Know all by these presents, that the undersigned hereby constitutes and appoints

each of Joan O. Lehanan and Joseph C. Ventura, signing singly, the undersigned's

true and lawful attorney in fact to:



1. Execute for and on behalf of the undersigned, in the undersigned's capacity

as a director of Humana Inc. (the Company) Forms 3, 4, and 5

(and any amendments thereto) in accordance with Section 16(a) of the Securities

and Exchange Act of 1934 (the Act) and the rules thereunder;



2. Do and perform any and all acts for and on behalf of the undersigned

which may be necessary or desirable to complete and execute any such

Forms 3, 4, and 5 and timely file such form with the United States

Securities and Exchange Commission (the SEC) and any stock exchange

or similar authority, and



3. Take any other action of any type whatsoever in connection with the

foregoing which,in the opinion of such attorney in fact, may be of benefit to,

in the best interest of,or legally required by, the undersigned, it being

understood that the documents executed by such attorney in fact on behalf of

the undersigned pursuant to this Power of Attorney shall be in such form and

shall contain such terms and conditions as such attorney in fact may approve

in such attorney in fact's discretion.



The undersigned hereby grants to each such attorney in fact full power and

authority to do and perform any and every act and thing whatsoever requisite,

necessary,or proper to be done in the exercise of any of the rights and powers

herein granted,as fully to all intents and purposes as the undersigned might

or could do if personally present, with full power of substitution or

revocation, hereby ratifying and confirming all that such attorney in fact,

or such attorney in fact's substitute or substitutes, shall lawfully do or

cause to be done by virtue of this power of attorney and the rights and powers

herein granted.

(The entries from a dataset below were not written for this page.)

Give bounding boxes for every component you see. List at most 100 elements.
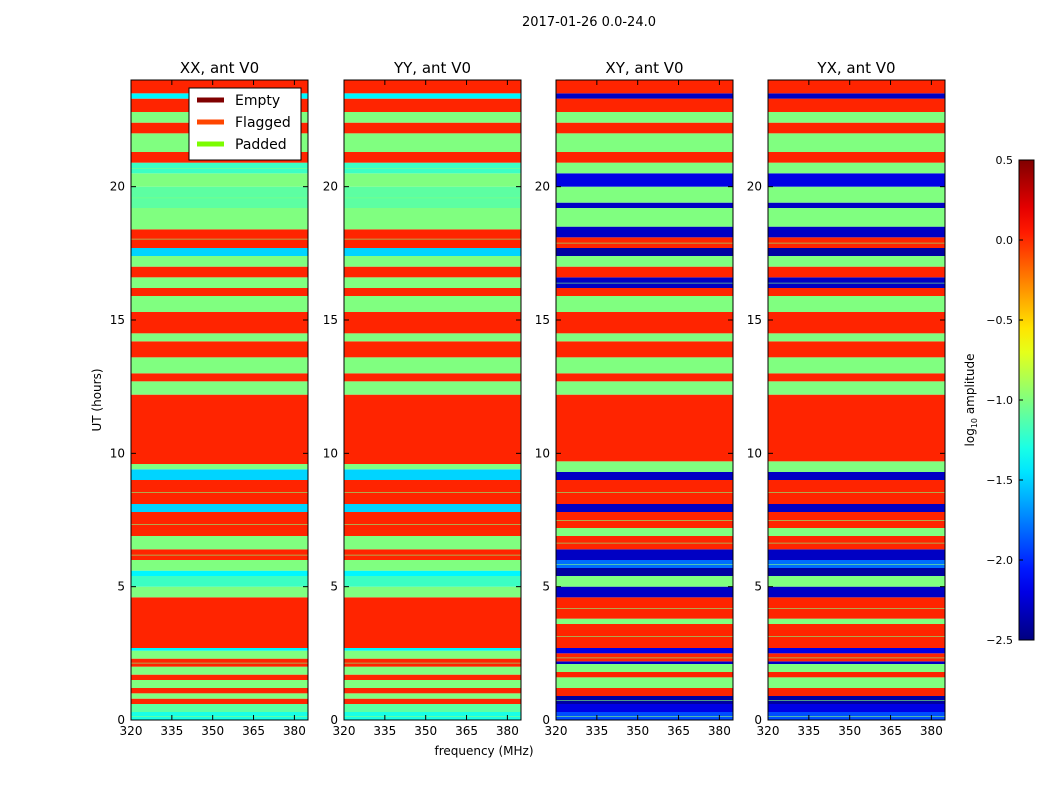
panel-frame (555, 79, 734, 721)
heatmap-stripe (768, 682, 945, 684)
heatmap-band (344, 229, 521, 248)
x-tick-label: 380 (496, 724, 519, 738)
heatmap-stripe (768, 657, 945, 659)
heatmap-stripe (131, 337, 308, 339)
heatmap-band (131, 570, 308, 576)
heatmap-band (344, 208, 521, 230)
heatmap-band (131, 680, 308, 688)
y-axis-label: UT (hours) (90, 368, 104, 431)
heatmap-band (556, 648, 733, 654)
heatmap-band (556, 394, 733, 462)
heatmap-band (556, 528, 733, 536)
heatmap-stripe (344, 337, 521, 339)
heatmap-band (556, 112, 733, 123)
x-tick-label: 380 (283, 724, 306, 738)
heatmap-stripe (768, 117, 945, 119)
heatmap-stripe (768, 388, 945, 389)
heatmap-band (768, 237, 945, 248)
heatmap-band (556, 133, 733, 152)
heatmap-band (768, 504, 945, 512)
heatmap-band (556, 93, 733, 99)
legend-label: Empty (235, 93, 280, 109)
heatmap-stripe (131, 304, 308, 305)
y-tick-label: 20 (535, 180, 550, 194)
heatmap-band (131, 394, 308, 464)
heatmap-band (131, 693, 308, 699)
heatmap-band (344, 464, 521, 470)
heatmap-band (344, 674, 521, 680)
heatmap-band (768, 80, 945, 94)
heatmap-stripe (131, 261, 308, 263)
heatmap-stripe (768, 261, 945, 263)
heatmap-band (556, 661, 733, 664)
heatmap-stripe (344, 365, 521, 367)
heatmap-stripe (131, 168, 308, 169)
heatmap-band (131, 704, 308, 712)
heatmap-stripe (131, 554, 308, 556)
heatmap-band (556, 341, 733, 358)
heatmap-band (131, 504, 308, 512)
heatmap-stripe (344, 554, 521, 556)
heatmap-stripe (768, 337, 945, 339)
heatmap-stripe (131, 365, 308, 367)
heatmap-band (768, 226, 945, 238)
x-tick-label: 335 (585, 724, 608, 738)
heatmap-band (344, 698, 521, 704)
y-tick-label: 10 (110, 446, 125, 460)
panel-title: YX, ant V0 (816, 59, 895, 77)
heatmap-stripe (131, 388, 308, 389)
x-tick-label: 380 (708, 724, 731, 738)
heatmap-stripe (131, 492, 308, 493)
heatmap-band (131, 229, 308, 248)
y-tick-label: 5 (330, 580, 338, 594)
heatmap-band (344, 650, 521, 659)
x-tick-label: 320 (545, 724, 568, 738)
heatmap-band (344, 680, 521, 688)
heatmap-stripe (556, 466, 733, 468)
heatmap-stripe (131, 716, 308, 717)
heatmap-band (768, 618, 945, 624)
heatmap-stripe (768, 581, 945, 583)
heatmap-band (556, 549, 733, 560)
heatmap-band (344, 93, 521, 99)
x-tick-label: 350 (201, 724, 224, 738)
heatmap-band (344, 560, 521, 571)
heatmap-band (768, 549, 945, 560)
heatmap-band (768, 256, 945, 267)
heatmap-stripe (344, 117, 521, 119)
heatmap-band (768, 568, 945, 576)
x-tick-label: 350 (414, 724, 437, 738)
figure-suptitle: 2017-01-26 0.0-24.0 (522, 15, 656, 30)
heatmap-stripe (556, 194, 733, 196)
heatmap-band (344, 288, 521, 296)
x-axis-label: frequency (MHz) (434, 744, 533, 758)
y-tick-label: 15 (110, 313, 125, 327)
heatmap-band (556, 568, 733, 576)
colorbar-tick-label: −2.5 (986, 634, 1013, 647)
x-tick-label: 335 (373, 724, 396, 738)
heatmap-band (131, 341, 308, 358)
y-tick-label: 10 (747, 446, 762, 460)
heatmap-band (344, 693, 521, 699)
heatmap-band (131, 688, 308, 694)
y-tick-label: 20 (323, 180, 338, 194)
heatmap-stripe (556, 304, 733, 305)
heatmap-stripe (768, 542, 945, 544)
heatmap-band (768, 266, 945, 278)
heatmap-band (344, 248, 521, 256)
heatmap-stripe (556, 581, 733, 583)
heatmap-band (556, 226, 733, 238)
heatmap-band (768, 122, 945, 134)
heatmap-band (344, 688, 521, 694)
heatmap-band (556, 237, 733, 248)
heatmap-band (131, 373, 308, 382)
heatmap-stripe (344, 662, 521, 664)
y-tick-label: 20 (110, 180, 125, 194)
heatmap-stripe (556, 657, 733, 659)
heatmap-band (768, 341, 945, 358)
heatmap-stripe (131, 282, 308, 284)
heatmap-stripe (556, 608, 733, 609)
heatmap-stripe (556, 520, 733, 521)
heatmap-band (344, 80, 521, 94)
heatmap-stripe (768, 194, 945, 196)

The undersigned acknowledges that the foregoing

attorneys in fact, in serving in such capacity at the request of the undersigned,

are not assuming, nor is the Company assuming, any of the undersigned's

responsibilities to comply with Section 16 of the Act, and that the undersigned

shall review and affirm the accuracy of any such filings made on his behalf by

the foregoing attorneys in fact.



This Power of Attorney shall remain in full force and effect until the undersigned

is no longer required to file Forms 3, 4, and 5 with respect to the undersigned's

holdings of and transactions in securities issued by the Company, unless earlier

revoked by the undersigned in a signed writing delivered to the foregoing

attorneys in fact. This Power of Attorney may be filed with the SEC as a

confirming statement of the authority granted herein.



IN WITNESS WHEREOF, the undersigned has caused this Power of Attorney

to be executed as of this 24th day of February, 2012.